Distributed Computation for Marginal Likelihood based Model Choice

TL;DR

This paper introduces a distributed Bayesian model choice method that efficiently approximates model evidence using local computations and minimal communication, enabling scalable analysis of large datasets with theoretical error bounds.

Contribution

It presents a novel divide-and-conquer approach for Bayesian model selection that combines local Monte Carlo estimates with correction techniques, extending to reversible jump scenarios.

Findings

Enables Bayesian model choice on large datasets with speed-ups.

Provides theoretical error bounds for the approximation.

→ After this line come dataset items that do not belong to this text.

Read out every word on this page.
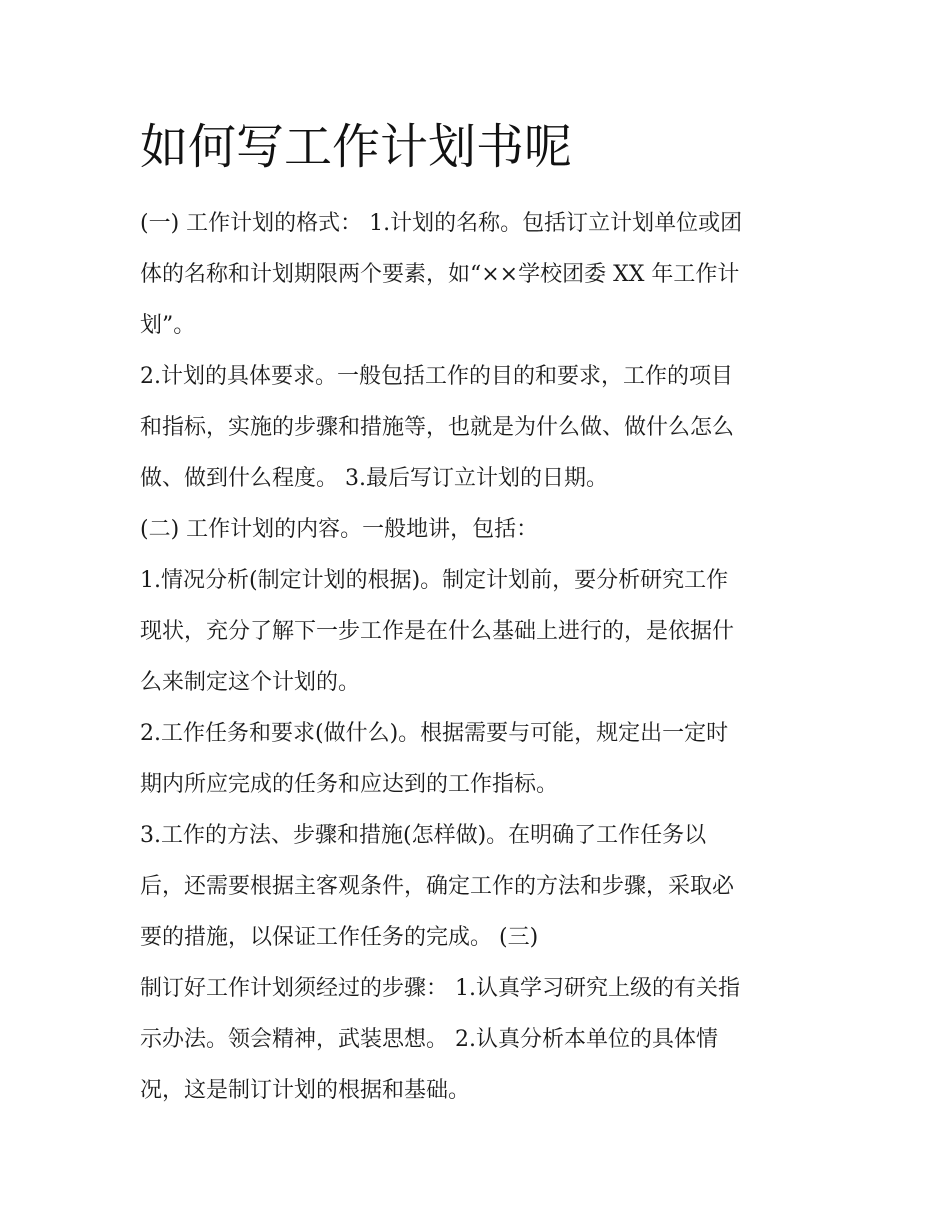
如何写工作计划书呢

(一) 工作计划的格式： 1.计划的名称。包括订立计划单位或团
体的名称和计划期限两个要素，如“××学校团委 XX 年工作计
划”。

2.计划的具体要求。一般包括工作的目的和要求，工作的项目
和指标，实施的步骤和措施等，也就是为什么做、做什么怎么
做、做到什么程度。 3.最后写订立计划的日期。

(二) 工作计划的内容。一般地讲，包括：

1.情况分析(制定计划的根据)。制定计划前，要分析研究工作
现状，充分了解下一步工作是在什么基础上进行的，是依据什
么来制定这个计划的。

2.工作任务和要求(做什么)。根据需要与可能，规定出一定时
期内所应完成的任务和应达到的工作指标。

3.工作的方法、步骤和措施(怎样做)。在明确了工作任务以
后，还需要根据主客观条件，确定工作的方法和步骤，采取必
要的措施，以保证工作任务的完成。 (三)

制订好工作计划须经过的步骤： 1.认真学习研究上级的有关指
示办法。领会精神，武装思想。 2.认真分析本单位的具体情
况，这是制订计划的根据和基础。
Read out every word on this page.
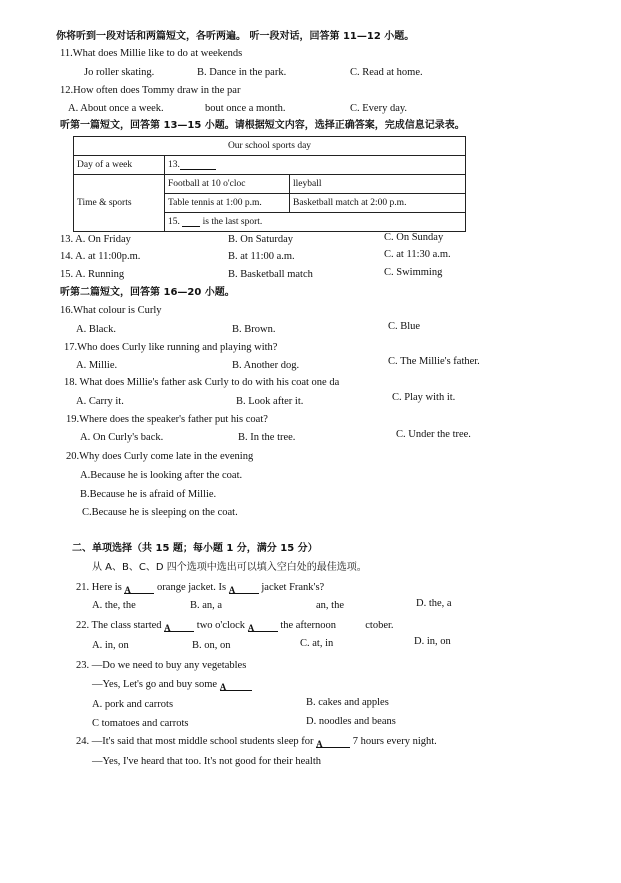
你将听到一段对话和两篇短文，各听两遍。 听一段对话，回答第 11—12 小题。
11.What does Millie like to do at weekends
Jo roller skating.	B. Dance in the park.	C. Read at home.
12.How often does Tommy draw in the par
A. About once a week.	bout once a month.	C. Every day.
听第一篇短文，回答第 13—15 小题。请根据短文内容，选择正确答案，完成信息记录表。
Our school sports day		
Day of a week	13.	
Time & sports	Football at 10 o'cloc	lleyball
	Table tennis at 1:00 p.m.	Basketball match at 2:00 p.m.
	15. is the last sport.	
13. A. On Friday	B. On Saturday	C. On Sunday
14. A. at 11:00p.m.	B. at 11:00 a.m.	C. at 11:30 a.m.
15. A. Running	B. Basketball match	C. Swimming
听第二篇短文，回答第 16—20 小题。
16.What colour is Curly
A. Black.	B. Brown.	C. Blue
17.Who does Curly like running and playing with?
A. Millie.	B. Another dog.	C. The Millie's father.
18. What does Millie's father ask Curly to do with his coat one da
A. Carry it.	B. Look after it.	C. Play with it.
19.Where does the speaker's father put his coat?
A. On Curly's back.	B. In the tree.	C. Under the tree.
20.Why does Curly come late in the evening
A.Because he is looking after the coat.
B.Because he is afraid of Millie.
C.Because he is sleeping on the coat.
二、单项选择（共 15 题；每小题 1 分，满分 15 分）
从 A、B、C、D 四个选项中选出可以填入空白处的最佳选项。
21. Here is A orange jacket. Is A jacket Frank's?
A. the, the	B. an, a	an, the	D. the, a
22. The class started A two o'clock A the afternoon	ctober.
A. in, on	B. on, on	C. at, in	D. in, on
23. —Do we need to buy any vegetables
—Yes, Let's go and buy some A
A. pork and carrots	B. cakes and apples
C tomatoes and carrots	D. noodles and beans
24. —It's said that most middle school students sleep for A	7 hours every night.
—Yes, I've heard that too. It's not good for their health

Demonstrates effectiveness through real-world experiments.

Abstract

We propose a general method for distributed Bayesian model choice, using the marginal likelihood, where a data set is split in non-overlapping subsets. These subsets are only accessed locally by individual workers and no data is shared between the workers. We approximate the model evidence for the full data set through Monte Carlo sampling from the posterior on every subset generating a model evidence per subset. The results are combined using a novel approach which corrects for the splitting using summary statistics of the generated samples. Our divide-and-conquer approach enables Bayesian model choice in the large data setting, exploiting all available information but limiting communication between workers. We derive theoretical error bounds that quantify the resulting trade-off between computational gain and loss in precision. The embarrassingly parallel nature yields important speed-ups when used on massive data sets as illustrated by our real world experiments. In addition, we show how the suggested approach can be extended to model choice within a reversible jump setting that explores multiple feature combinations within one run.